Zum einen kennt der andere diese Regeln auch. Zum anderen verstößt er, eben weil er die Regeln kennt, bewusst, gewollt und provokant dagegen. So ist es kein Wunder, wenn Autisten schnell als unerzogen abgestempelt werden. Man sieht ihnen die Behinderung Autismus im Normalfall ja auch nicht an.

Ich möchte ein kleines Beispiel dafür bringen das nichtautistischen Menschen helfen soll zu verstehen wie schwer es sein kann, sich in einer sozialen Umwelt zu bewegen in der viele Regeln, besonders im sozialen Umgang miteinander, nicht klar definiert und umrissen sind:

Stellen Sie sich vor, Sie sind zu einer festlichen Woche bei Hofe und lauter adeligen Menschen eingeladen.

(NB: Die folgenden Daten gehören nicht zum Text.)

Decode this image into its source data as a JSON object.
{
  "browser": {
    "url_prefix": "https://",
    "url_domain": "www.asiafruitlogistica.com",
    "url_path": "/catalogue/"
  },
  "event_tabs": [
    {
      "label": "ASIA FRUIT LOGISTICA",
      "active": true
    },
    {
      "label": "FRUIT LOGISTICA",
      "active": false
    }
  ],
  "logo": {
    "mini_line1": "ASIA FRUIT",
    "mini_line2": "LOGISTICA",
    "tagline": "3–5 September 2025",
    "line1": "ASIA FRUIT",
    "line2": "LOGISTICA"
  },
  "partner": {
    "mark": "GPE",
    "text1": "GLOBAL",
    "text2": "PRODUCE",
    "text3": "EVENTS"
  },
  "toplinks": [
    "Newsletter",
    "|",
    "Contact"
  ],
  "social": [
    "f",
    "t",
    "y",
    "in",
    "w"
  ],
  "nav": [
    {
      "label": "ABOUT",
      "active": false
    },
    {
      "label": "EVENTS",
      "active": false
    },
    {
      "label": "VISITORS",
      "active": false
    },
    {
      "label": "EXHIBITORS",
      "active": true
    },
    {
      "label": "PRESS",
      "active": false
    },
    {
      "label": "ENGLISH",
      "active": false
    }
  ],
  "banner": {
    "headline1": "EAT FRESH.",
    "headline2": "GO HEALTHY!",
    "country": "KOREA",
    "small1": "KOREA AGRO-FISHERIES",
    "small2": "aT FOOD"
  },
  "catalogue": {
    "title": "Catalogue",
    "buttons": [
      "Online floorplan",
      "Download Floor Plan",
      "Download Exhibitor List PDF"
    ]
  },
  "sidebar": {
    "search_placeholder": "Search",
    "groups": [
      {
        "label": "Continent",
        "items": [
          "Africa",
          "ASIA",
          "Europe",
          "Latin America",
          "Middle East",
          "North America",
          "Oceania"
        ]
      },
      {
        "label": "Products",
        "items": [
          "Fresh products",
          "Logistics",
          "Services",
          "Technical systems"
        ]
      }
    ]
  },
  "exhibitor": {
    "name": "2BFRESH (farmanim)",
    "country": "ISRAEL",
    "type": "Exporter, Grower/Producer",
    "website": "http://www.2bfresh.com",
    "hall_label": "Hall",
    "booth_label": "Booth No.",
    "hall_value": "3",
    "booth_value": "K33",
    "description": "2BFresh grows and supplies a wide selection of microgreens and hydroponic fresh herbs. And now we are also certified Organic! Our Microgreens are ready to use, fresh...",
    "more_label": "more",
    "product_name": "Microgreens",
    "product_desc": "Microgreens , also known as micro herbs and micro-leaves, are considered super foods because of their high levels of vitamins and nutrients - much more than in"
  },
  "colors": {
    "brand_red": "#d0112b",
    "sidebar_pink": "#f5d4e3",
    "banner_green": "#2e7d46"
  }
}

Sie kennen die entsprechenden Verhaltensregeln und Protokolle nicht und können sie auch nicht nachlesen. Was auf sie zukommt ist ein großes Mysterium. Wie fühlen Sie sich dabei? Haben Sie Angst etwas falsch zu machen? Es würde mich nicht wundern! Und wie würden Sie sich dann noch fühlen wenn sie in diesem sozialen Umfeld einen für dieses Umfeld markanten Fehler machen und man sie deswegen auslacht oder als unerzogen oder gar unpassend bezeichnet?

Das ist es was auf Autisten und deren Angehörige oftmals in der ganz normalen Welt zukommt. Eine Welt voller, unbekannter und nicht nachlesbarer, Erwartungen und Regeln. Und wenn man dann ungewollt einen Fehler macht: Wird man ganz schnell isoliert und als unerzogen definiert. Und weil man von einem Vorsatz beim Brechen dieser Regeln ausgeht wird auch nicht nachgefragt. Und dann fehlt einfach das Verständnis für das warum.

Soziale Regeln und Erwartungen können eben ungewollt auch ziemlich unsozial sein.